Friday, November 05, 2010

on baseball, dreaming and loving

A few weeks ago, one of my girlfriends asked me what was it about baseball specifically that created such die-hard fans. Why was it that when nine players take the field, people from all walks of life cast aside their differences in the ballpark or in a sports bar and form a camaraderie under the colors of their team's uniform?

It's the dream, I told her. Baseball is not just our national pastime, but it's also the American Dream. Our heroes on the field pull us out of our daily routine once a year from late spring to early fall, and with them we must hope and we must believe that our dream of winning it all against the odds becomes a reality.

We step on the roller coaster ride with them in April and we live their drama, sometimes with all the twists and turns of a Hollywood screenplay - though when we buy our tickets, we don't know if we're off to see a comedy or tragedy, if our team will give us the feel-good movie of the year, or if it will end in bloodbath and we must close our eyes because it's too painful to watch. Or maybe, just maybe, the final scene will leave you crying tears of joy.

When my favorite player steps up to the plate, I can imagine it's me. I visualize smacking that ball far into the outfield. I hear the crack of the bat. I watch the ball soar past the outfielders' reach... long, far and uncatchable. I am running the bases. I am sliding home. I am listening to the cheers and applause. I am hi-fiving my team mates.

Baseball is such an American icon that its significance goes beyond the sport itself. Baseball is inherent in the American psyche. In budding relationships, holding hands brings us to first base. Kissing brings us to second. Then there's the joke about how men fantasize about hitting a home run while having sex. We refer to our boyfriends and girlfriends as a good catch.

We make pitches in business meetings. We expect people of integrity to step up to the plate. When we're in a sticky situation, we're in a pickle. We strike out if a guy that we fancy doesn't call back. Life throws us curve balls almost daily! Something unexpected in life is out of left field. We hit it outta the ballpark when we've done a great job. We can even order a grand slam breakfast at Denny's if you choose to visit that establishment. We live baseball at home, in bed and at the office. In America, the baseball analogy touches our lives whether we're fans or not.

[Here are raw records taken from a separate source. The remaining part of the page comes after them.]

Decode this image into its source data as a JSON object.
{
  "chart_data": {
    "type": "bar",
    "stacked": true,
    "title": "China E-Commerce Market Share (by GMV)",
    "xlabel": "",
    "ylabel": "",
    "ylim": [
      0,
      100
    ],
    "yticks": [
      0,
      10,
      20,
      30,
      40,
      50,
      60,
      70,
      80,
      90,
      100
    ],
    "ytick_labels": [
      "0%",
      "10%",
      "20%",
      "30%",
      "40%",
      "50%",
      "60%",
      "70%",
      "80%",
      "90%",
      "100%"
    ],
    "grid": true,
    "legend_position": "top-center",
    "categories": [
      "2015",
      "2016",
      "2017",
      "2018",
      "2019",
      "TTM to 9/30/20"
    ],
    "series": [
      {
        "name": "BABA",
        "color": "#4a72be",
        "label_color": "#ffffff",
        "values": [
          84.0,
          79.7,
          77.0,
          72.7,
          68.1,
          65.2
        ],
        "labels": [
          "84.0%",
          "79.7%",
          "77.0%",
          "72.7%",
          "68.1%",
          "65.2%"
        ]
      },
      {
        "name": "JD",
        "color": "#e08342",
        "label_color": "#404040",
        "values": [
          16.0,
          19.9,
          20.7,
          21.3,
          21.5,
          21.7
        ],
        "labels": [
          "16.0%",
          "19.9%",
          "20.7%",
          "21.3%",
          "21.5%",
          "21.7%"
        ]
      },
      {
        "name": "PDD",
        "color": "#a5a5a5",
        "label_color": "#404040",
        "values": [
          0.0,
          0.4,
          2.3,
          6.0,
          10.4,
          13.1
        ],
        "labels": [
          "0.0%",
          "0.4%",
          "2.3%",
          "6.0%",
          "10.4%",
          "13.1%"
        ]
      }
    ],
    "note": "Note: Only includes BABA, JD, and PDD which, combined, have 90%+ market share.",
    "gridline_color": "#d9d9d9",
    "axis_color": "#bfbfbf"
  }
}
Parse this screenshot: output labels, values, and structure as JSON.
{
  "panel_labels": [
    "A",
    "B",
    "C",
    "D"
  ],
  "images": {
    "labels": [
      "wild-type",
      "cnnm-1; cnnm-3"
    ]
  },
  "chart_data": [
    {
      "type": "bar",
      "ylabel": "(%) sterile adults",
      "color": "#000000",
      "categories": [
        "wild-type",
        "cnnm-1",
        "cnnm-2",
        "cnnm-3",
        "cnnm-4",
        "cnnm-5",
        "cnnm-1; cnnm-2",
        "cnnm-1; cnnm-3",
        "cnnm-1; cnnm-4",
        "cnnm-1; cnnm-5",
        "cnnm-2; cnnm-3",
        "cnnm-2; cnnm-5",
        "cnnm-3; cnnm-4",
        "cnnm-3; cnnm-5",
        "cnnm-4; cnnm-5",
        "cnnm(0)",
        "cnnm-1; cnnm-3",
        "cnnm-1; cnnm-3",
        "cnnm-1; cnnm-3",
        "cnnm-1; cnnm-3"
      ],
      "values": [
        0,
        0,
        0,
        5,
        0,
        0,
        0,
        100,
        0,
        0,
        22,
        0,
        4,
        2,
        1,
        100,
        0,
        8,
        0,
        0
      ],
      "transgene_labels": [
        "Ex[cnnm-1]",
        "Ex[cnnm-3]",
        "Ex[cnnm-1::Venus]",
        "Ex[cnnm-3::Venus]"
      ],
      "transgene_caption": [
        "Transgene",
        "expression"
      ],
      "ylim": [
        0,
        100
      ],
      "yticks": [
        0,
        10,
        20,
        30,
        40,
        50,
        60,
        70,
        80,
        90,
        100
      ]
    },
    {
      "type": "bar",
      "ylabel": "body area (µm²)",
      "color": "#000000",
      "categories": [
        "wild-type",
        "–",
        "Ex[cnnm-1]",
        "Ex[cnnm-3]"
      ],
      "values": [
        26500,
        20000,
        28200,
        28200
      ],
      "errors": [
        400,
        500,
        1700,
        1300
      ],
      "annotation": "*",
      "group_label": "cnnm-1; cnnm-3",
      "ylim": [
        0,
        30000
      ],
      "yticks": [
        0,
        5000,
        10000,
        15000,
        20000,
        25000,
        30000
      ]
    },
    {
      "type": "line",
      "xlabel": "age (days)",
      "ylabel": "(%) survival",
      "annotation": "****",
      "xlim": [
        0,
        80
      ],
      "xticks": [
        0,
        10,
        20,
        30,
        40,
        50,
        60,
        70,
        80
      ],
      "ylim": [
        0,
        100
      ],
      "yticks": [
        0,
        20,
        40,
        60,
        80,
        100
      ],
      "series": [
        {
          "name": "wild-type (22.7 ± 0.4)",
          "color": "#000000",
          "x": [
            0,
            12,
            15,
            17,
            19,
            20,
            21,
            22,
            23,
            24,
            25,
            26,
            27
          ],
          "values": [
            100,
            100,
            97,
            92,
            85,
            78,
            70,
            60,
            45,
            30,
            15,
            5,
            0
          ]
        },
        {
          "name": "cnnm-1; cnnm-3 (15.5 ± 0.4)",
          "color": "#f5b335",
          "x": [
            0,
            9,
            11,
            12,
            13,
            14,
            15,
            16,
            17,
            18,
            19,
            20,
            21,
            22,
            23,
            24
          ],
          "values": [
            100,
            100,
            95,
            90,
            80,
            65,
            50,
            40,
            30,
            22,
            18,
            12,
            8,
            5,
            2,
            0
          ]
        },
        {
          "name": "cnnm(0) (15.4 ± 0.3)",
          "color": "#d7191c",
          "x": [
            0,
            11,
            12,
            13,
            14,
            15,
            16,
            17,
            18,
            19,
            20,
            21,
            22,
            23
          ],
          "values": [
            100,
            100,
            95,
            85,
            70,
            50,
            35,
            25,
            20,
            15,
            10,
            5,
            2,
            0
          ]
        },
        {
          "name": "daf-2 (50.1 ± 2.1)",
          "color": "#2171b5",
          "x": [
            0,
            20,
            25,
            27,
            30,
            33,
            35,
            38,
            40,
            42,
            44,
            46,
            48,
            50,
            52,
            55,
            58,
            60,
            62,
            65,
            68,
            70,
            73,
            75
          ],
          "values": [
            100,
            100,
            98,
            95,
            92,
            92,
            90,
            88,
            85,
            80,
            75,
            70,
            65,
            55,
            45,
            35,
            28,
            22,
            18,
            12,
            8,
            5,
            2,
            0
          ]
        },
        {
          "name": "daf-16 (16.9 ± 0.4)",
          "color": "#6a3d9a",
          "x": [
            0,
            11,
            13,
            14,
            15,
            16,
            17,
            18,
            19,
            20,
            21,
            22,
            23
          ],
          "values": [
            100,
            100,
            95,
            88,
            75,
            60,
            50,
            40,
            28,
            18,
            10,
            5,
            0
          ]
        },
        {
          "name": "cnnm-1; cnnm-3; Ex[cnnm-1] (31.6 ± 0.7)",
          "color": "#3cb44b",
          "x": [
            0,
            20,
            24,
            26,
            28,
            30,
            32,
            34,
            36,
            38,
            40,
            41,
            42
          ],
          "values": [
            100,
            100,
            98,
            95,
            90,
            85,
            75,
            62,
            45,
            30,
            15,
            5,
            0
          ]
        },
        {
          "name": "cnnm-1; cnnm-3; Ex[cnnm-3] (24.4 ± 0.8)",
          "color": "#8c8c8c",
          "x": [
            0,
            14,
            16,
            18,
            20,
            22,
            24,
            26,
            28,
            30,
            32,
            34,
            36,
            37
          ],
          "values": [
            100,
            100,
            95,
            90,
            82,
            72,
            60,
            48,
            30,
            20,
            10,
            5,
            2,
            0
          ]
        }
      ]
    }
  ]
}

And so I go to the ballpark already speaking the language of baseball. It's a metaphor that my heart and mind are already pumping through my bloodstream and nervous system. So when I watch a game live, my emotional and physical reaction naturally is extreme. The cheering doesn't stop. The adrenaline surges. My stomach gets tied up. And in the ninth inning of Game Five of this World Series, I got choked up. When Wilson threw the last pitch, and the dugout ran onto the mound to smother him in hugs, my friends and I followed their lead.

It's at that very moment that baseball becomes love itself. My girlfriends and I all picked our Giant boyfriend early in the season. But late in the season, after I had gone yard with the Giants, I was caught repeating over and over how much I loved this entire team. I took to wearing Orange and Black even on non-game days - always wanting to show my unconditional support and send my good vibes, showing them that I was thinking of them always, especially when they were away. And I was not alone. San Francisco loves this team. I talked Giants with everyone I encountered - the cashier at Trader Joe's, my shoe repairman, my bike mechanic, the farmer at the Ferry Plaza market, the gal at the pet store, the barista who made my cappuccino. San Franciscans embraced these players as a team and as individuals as much as they embraced us as their fans and their City. The love was reciprocal, as if we had the right chemistry.

Love makes you do crazy things for your lover. Aubrey Huff reached into his pants and pulled out his thong for his fans.

Love makes you steadfast and true. Buster Posey committed himself to doing it all over again for San Francisco next year.

Love makes you come to your senses. Freddie Sanchez publicly severed his allegiance to the hometeam of his youth - the Los Angeles Dodgers - and forever devoted himself to their rival San Francisco. 1.5 million euphoric fans can have that effect on you.

Euphoria feels like falling in love. Brian Wilson, while marching to City Hall to receive the keys to The City, described the energy as electric.

I rode away from City Hall filled with this powerful sense of love and passion for where I'm from. I owe that feeling to The Giants. I owe that feeling to baseball.

From the pit of my heart, Giants, THANK YOU for making me dream and love again!